Results and Conclusions
Not surprisingly, the highest workload of the 2016 playoff season belonged to Andrew Miller and Corey Kluber. For Andrew Miller, the biggest change in his workload between the regular season and the post season, was his multi-inning appearances. In the playoffs, he averaged 0.8 FU’s per game, and in the regular season, he average 0.4 FU’s per game. His workload per game was doubled in the playoffs when compared to his regular season numbers. Andrew Miller’s playoff workload represented 25.2% of his entire regular season workload – during 10 games (compared to 70 games in the regular season).
As for Corey Kluber, his high workload was driven by short rest. Kluber pitched game 1, 4 and 7 of the World Series in 2016. In the regular season, Kluber pitched 100% of his starts on regular rest (a 5 day separation, minimum, between starts). During the playoffs, 50% of his appearances came on less than 5 days of rest. Kluber averaged 1.23 FU’s per appearance in the 2016 playoffs, compared to 0.74 FU’s per appearance in the regular season.

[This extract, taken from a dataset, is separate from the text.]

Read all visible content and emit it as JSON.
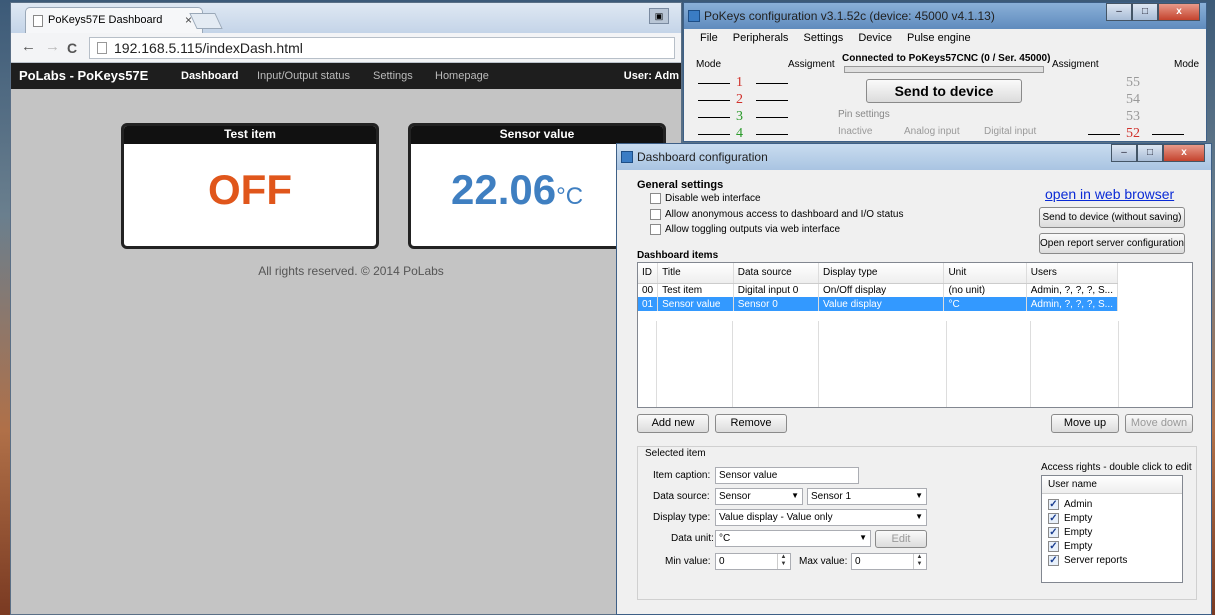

Going to game 7 of the World Series, the Cubs had the greatest sum of fatigue units of all 2016 playoff teams. However, when looking at sum of fatigue units for every playoff teams, the Cubs accumulated 147% more fatigue units than the second highest team (the Toronto Blue Jays). When looking further into these findings – what drove these really high FU accumulations in the Cubs and Blue Jays, were a very high number of back to back relief appearances for both teams. The Cubs had 35% of all of their pitching appearances in the post season occur on back to back nights, a total of 26 pitcher appearances in the 2016 post season. Comparatively, Cleveland only had 11% of all of their pitching appearances occur on back to back nights.
I’m not one for hot takes, but I feel that I have to say something here. If workload has any sort of relationship to injury, Terry Francona’s management of his pitching staff, from a workload management perspective, is one of the most impressive baseball strategy events to occur in my recent memory. While the Cubs emerged the eventual World Series Champions, Joe Maddon had to repeatedly rely on the same pitchers (primarily, Aroldis Chapman) in high leverage situations, which lead to high usage during back to back games. If extreme workloads to lead to injury, the work done by Francona in the playoffs does appear to be a great template for managers in the future. If we’re being realistic though – flags fly forever, and when they haven’t flown in 108 years, it’s hard to say that there were any errors in workload management.
I still have to look further into the utility of FU’s as an injury prediction model. Currently, I believe it is a metric that more accurately represents physiological demands on the body, and more importantly, the musculature responsible for predicting the UCL.